Diagnostic tests may include:

  • Laboratory blood studies – full blood count to exclude anaemia due to excessive blood loss
  • Ultra-sound scan of the uterus.
  • Hysteroscopy (a telescopic instrument is inserted through the vagina to look inside the uterus) to diagnose the submucous type and look for other causes of bleeding
  • Saline infusion sonohysterography (ultrasound scan of the uterus after instillation of fluid into uterine cavity). This is helpful in diagnosing the different type of submucous fibroids
  • Magnetic Resonance Imaging (MRI) – sometimes, the ultrasound scan findings may be confused with adenomyosis and both may also co-exist. In such a situation, MRI of the pelvis may be necessary and is a better way of localizing and characterizing the fibroids. This is also necessary if planning for uterine artery embolization (UAE) treatment.
  • Endometrial biopsy – to exclude cancerous change. This can be done either in the clinic or in operating theatre (endometrial curettage).


  • Treatment is not required if there are no symptoms attributed directly to the fibroids or if the symptoms are mild and can be controlled with medications.
  • Medication can help ease the symptoms but will not cure fibroids.
  • A non-steroidal anti-inflammatory drugs (such as diclofenac, ibuprofen, mefenamic acid) is given if there is associated period pain with heavy flow.
  • Birth control pills (combined oral contraceptives) can reduce flow by 30 to 40% and suitable for those who required family planning as well.
  • Tranexamic acid tablets can help in reducing the monthly heavy flow by up to 40%. It is taken only during your heavy bleeding days and usually for 2 to 4 days.
  • Iron supplements is given if you are anaemic from excessive blood loss.
  • A gonadotropin-releasing hormone may be given in those with excessive bleeding or while waiting for surgery. It will induce abrupt, artificial menopause that will stop the bleeding and reduce the size of the fibroid. In general, this therapy is not used for longer than 3 months and is usually given prior to surgery. Another agent that can reduce the size of the fibroids and relieve the symptoms is ulipristal acetate (ESMYA). However, this is no longer used now due to its liver toxicity.
  • Fibroids can be removed surgically when they cause excessive bleeding or pain, produce symptoms that interfere with conception or pregnancy. Several surgical options are available. Hysterectomy is surgery to remove the uterus; a myomectomy removes only the fibroids.

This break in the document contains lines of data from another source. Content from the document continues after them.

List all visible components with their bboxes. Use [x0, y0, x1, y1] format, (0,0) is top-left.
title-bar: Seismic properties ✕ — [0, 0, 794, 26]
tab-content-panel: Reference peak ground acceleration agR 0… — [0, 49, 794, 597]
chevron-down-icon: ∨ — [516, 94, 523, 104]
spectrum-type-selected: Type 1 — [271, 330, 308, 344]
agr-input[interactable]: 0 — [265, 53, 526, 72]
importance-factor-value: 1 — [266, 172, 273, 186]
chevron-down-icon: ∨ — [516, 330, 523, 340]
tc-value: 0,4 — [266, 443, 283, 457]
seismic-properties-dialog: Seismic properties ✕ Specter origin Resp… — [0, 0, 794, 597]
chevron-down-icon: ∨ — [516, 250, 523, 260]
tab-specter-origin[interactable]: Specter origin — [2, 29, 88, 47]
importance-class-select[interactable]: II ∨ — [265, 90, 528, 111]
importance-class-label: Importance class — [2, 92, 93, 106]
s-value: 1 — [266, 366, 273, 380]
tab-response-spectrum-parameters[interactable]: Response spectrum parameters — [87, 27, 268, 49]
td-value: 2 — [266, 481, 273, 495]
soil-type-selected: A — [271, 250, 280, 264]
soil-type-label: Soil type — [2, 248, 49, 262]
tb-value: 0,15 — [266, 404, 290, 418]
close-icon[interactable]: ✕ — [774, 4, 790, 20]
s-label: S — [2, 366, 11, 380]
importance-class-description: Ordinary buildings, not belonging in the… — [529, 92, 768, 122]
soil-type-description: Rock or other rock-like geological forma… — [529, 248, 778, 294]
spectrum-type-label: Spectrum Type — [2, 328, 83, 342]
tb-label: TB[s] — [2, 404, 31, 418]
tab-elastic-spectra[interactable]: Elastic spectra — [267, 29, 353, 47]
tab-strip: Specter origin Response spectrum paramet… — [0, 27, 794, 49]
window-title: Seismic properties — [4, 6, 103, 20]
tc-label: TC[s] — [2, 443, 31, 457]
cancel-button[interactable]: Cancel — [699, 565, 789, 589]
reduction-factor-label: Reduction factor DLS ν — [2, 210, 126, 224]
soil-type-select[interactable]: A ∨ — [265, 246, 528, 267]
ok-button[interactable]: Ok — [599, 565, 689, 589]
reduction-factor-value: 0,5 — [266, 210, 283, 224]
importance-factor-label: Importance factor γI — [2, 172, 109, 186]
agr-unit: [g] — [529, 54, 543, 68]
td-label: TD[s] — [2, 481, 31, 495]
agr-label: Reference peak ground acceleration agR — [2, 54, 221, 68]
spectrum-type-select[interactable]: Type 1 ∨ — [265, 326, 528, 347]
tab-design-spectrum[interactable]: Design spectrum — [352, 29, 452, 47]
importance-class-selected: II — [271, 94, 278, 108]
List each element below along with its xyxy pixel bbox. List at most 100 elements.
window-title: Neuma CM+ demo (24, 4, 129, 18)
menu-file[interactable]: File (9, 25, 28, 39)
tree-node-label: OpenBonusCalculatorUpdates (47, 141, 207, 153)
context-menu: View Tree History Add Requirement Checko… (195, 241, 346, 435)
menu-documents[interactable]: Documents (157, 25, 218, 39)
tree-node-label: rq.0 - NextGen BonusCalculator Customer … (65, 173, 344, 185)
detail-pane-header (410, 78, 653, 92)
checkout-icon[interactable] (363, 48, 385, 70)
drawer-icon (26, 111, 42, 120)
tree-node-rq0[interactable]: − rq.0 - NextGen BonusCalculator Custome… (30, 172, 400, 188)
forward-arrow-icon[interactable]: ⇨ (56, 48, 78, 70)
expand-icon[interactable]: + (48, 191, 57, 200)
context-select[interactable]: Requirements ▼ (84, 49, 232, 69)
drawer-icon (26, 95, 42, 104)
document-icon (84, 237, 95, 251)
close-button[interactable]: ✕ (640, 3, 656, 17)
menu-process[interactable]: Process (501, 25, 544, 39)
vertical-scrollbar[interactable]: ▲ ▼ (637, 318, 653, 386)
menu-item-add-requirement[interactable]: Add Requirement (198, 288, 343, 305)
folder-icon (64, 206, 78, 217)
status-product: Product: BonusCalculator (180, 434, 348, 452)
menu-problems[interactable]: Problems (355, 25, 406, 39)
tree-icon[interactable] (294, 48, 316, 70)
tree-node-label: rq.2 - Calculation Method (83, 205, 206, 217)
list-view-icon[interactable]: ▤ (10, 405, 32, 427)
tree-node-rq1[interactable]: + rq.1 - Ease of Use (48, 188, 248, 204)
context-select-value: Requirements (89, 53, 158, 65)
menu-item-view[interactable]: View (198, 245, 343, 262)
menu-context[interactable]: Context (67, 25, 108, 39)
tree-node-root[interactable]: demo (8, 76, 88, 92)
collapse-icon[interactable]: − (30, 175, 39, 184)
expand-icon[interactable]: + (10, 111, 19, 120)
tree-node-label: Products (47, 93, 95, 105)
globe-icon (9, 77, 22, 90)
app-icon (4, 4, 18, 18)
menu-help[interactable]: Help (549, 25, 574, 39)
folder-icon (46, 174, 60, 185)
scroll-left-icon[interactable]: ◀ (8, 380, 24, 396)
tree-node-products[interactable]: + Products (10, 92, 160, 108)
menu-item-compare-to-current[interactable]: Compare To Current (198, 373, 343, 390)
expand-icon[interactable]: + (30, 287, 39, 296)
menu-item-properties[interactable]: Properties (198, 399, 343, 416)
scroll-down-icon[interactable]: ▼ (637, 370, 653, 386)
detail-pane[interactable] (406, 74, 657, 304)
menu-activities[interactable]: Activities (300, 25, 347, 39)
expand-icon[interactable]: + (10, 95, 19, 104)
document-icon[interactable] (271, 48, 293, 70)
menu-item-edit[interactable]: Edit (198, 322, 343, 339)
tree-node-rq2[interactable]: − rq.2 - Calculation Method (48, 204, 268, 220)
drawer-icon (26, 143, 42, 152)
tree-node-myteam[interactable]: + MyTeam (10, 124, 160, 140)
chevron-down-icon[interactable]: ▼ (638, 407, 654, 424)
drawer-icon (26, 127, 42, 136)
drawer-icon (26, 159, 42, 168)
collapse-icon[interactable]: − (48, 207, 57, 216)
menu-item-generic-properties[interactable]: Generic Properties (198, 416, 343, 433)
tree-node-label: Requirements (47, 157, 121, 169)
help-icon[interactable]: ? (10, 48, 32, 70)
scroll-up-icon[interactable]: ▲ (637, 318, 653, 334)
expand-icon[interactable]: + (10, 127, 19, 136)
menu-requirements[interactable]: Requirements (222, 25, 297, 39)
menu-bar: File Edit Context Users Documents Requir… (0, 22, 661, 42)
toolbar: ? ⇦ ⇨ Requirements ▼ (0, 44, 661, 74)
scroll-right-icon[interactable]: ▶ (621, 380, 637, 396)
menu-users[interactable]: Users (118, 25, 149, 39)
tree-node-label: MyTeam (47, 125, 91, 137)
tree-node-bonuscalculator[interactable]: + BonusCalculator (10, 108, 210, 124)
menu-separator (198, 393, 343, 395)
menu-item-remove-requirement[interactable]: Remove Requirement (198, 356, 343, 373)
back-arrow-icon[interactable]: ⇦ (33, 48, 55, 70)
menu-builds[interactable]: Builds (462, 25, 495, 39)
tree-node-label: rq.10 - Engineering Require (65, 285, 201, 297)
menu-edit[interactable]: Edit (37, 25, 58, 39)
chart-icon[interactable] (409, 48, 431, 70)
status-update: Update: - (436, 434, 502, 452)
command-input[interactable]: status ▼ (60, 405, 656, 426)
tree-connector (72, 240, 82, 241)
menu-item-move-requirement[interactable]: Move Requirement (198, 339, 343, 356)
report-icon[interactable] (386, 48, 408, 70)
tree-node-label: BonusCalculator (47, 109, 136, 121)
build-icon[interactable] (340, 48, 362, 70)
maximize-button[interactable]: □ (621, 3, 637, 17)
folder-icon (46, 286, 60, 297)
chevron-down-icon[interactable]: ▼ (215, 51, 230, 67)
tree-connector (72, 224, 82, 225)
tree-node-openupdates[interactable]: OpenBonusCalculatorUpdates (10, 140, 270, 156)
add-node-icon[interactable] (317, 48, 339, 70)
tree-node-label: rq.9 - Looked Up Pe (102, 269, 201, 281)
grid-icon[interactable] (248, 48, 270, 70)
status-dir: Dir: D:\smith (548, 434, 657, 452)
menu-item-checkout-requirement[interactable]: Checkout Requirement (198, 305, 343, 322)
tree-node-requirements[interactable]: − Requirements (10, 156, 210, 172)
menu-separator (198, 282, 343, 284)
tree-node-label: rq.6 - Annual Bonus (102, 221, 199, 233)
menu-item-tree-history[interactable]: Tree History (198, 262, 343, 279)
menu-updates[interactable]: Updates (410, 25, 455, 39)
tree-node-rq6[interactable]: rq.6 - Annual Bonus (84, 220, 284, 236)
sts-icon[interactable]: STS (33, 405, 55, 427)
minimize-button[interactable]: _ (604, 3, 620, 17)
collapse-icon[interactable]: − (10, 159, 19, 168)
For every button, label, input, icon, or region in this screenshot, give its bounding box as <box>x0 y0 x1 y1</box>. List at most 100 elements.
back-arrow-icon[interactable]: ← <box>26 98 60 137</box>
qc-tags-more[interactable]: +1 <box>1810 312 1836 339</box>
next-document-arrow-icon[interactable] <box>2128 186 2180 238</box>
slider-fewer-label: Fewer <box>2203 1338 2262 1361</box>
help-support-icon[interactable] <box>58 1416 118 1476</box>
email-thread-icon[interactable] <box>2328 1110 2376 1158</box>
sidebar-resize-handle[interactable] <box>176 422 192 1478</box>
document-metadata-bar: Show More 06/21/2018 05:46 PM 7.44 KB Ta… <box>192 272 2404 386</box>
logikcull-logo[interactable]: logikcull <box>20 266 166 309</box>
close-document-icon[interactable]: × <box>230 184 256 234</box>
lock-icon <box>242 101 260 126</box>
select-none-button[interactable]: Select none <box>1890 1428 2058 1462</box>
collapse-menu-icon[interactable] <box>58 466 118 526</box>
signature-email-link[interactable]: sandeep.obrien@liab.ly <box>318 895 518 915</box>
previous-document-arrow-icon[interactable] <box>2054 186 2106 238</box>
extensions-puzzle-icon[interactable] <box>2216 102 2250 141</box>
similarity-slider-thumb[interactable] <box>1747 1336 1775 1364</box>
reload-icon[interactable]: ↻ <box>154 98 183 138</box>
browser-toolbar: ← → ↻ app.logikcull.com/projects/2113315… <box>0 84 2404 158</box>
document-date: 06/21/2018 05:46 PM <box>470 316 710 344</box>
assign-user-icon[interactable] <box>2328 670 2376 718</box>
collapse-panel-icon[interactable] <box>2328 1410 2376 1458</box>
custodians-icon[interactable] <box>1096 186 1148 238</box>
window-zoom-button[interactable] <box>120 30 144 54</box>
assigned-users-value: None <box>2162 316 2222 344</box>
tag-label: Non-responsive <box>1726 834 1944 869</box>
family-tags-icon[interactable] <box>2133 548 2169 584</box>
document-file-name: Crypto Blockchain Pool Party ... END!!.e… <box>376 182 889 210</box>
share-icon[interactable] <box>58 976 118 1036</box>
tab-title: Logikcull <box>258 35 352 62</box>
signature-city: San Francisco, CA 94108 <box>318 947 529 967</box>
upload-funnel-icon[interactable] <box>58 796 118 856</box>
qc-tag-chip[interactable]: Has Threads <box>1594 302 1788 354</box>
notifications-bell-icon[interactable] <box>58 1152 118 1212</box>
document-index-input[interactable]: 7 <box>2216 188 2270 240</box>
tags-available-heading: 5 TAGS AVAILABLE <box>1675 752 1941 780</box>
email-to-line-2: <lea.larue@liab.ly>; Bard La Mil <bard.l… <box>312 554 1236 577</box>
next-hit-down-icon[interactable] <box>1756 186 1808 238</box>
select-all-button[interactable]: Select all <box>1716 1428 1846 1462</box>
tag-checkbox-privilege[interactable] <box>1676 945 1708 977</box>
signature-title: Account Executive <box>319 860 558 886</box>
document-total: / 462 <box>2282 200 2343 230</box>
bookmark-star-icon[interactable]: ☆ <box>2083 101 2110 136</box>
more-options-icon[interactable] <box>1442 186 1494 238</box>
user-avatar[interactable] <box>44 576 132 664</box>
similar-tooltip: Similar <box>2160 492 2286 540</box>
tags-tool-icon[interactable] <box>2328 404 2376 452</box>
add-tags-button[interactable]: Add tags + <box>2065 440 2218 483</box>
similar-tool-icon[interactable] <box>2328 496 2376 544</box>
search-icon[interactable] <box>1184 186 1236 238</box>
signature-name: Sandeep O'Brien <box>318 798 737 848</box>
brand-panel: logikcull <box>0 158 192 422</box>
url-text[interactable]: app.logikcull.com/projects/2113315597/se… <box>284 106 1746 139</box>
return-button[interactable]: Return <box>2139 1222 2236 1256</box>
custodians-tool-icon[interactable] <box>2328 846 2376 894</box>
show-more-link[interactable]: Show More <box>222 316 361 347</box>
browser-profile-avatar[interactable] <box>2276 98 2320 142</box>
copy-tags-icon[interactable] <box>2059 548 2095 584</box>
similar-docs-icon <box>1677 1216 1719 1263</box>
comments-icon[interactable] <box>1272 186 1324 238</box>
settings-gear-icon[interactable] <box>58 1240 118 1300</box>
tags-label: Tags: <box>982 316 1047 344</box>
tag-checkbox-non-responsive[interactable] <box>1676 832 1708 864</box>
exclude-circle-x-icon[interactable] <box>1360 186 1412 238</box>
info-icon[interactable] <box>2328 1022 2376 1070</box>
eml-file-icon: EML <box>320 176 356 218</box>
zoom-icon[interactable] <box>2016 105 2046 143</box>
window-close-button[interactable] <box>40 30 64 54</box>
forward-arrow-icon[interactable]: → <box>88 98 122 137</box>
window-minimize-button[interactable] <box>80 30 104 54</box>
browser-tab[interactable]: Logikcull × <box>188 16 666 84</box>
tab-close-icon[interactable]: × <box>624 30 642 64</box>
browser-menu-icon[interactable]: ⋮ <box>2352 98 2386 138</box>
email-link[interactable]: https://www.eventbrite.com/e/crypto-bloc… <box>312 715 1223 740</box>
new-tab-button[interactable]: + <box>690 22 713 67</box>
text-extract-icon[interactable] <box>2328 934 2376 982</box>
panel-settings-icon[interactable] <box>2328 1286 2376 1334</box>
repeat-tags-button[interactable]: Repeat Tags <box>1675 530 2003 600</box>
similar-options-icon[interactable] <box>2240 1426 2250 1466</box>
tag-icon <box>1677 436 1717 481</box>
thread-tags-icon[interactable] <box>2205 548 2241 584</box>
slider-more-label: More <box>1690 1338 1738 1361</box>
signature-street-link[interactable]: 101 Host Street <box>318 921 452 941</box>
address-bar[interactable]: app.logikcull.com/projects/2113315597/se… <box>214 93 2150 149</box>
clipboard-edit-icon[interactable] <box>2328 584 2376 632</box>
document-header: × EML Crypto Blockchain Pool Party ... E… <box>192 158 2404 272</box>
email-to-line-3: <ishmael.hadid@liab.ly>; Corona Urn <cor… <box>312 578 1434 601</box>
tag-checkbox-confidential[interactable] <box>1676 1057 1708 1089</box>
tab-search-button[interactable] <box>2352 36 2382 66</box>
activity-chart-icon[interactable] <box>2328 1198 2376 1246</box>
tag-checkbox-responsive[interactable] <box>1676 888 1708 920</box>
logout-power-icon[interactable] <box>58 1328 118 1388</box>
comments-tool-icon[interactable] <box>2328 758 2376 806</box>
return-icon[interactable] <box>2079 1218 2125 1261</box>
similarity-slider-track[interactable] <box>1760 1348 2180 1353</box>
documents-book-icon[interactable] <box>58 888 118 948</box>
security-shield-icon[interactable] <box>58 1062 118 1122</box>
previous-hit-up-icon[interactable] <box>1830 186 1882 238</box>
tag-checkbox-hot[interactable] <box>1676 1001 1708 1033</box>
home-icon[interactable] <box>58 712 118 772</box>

  • A non-surgical option is the Uterine fibroid embolization (UFE), also called uterine artery embolization (UAE). It is a procedure that treats all fibroids in the uterus by cutting off the blood flow (embolize).
  • Blood transfusions may be needed to correct anemia, before, during or after the surgery.
  • Treatment should be individualized, depending on symptoms and diagnostic tests, location and size of the fibroids, your general health and desire for future pregnancies.
  • For minimal symptoms, no treatment may be needed, and you will be re-examined at 3-6 months intervals. Keep a record of dates of bleeding and the number of pads used each day.
  • There is no special diet for women with fibroids. Consider a weight loss diet if obesity is a problem.
  • Fibroids usually decrease in size without treatment after menopause. However, it will not totally disappear.